Buch überstand die Flucht - Poesiealbum der Mutter in Ehren

Irmgard Wunderlich mit dem kleinen Büchlein, das ihrer Mutter gehörte und Einträge noch aus der Zeit vor der Flucht aus dem Sudetenland beinhaltet. Fotos: Thiery

Borken. Wertvoll ist für Irmgard Wunderlich aus Borken das Poesiealbum ihrer Mutter. Die Borkenerin hält das Büchlein mit dem roten Samteinband fest in den Händen. Ihre Mutter hatte es 1946 mit auf die Flucht genommen, als sie aus dem Sudetenland nach Hessen verschlagen wurde.

Weihnachten 1918 hatte die junge Irma das Buch von ihrem Vater geschenkt bekommen, erzählt Wunderlich. Er sei in Parchen-Schelten Glasmaler gewesen, weshalb er den Eintrag im Januar 1919 kunstvoll verzierte.

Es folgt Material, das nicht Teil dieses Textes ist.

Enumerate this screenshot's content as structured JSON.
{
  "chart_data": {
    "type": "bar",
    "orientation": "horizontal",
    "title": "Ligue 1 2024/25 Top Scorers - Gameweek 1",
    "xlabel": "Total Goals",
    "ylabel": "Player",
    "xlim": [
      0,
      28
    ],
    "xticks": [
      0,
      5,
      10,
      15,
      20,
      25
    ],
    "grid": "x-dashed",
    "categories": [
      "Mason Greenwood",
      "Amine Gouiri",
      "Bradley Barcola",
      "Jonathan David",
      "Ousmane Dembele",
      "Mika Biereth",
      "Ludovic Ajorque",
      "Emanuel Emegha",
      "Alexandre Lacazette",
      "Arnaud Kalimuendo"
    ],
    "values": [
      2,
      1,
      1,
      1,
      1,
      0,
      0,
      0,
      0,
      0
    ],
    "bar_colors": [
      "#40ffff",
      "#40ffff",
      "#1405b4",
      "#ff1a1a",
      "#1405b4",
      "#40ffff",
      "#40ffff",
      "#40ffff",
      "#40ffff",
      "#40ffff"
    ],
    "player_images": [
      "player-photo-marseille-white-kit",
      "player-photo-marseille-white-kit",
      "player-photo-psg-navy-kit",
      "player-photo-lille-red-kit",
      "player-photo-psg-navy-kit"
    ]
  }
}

Blumenranken ummanteln das klassische Gedicht. „Edel sei dein Herz, hilfreich und gut, so wandere durchs Leben, denn die Zeit vergeht im Flug.“

Klebebildchen in Rokokooptik und auch ein Spruch der Mutter befinden sich darin. „So heiter wie ein Frühlingsmorgen, verfließe deine Lebenszeit, von Kummer frei und ohne Sorgen, in göttlicher Zufriedenheit.“

So hatte sich die Mutter der Inhaberin des Büchleins das Leben für ihre Tochter gewünscht. In den Zeiten des Kriegs und der Vertreibung traf dies nicht ganz so ein.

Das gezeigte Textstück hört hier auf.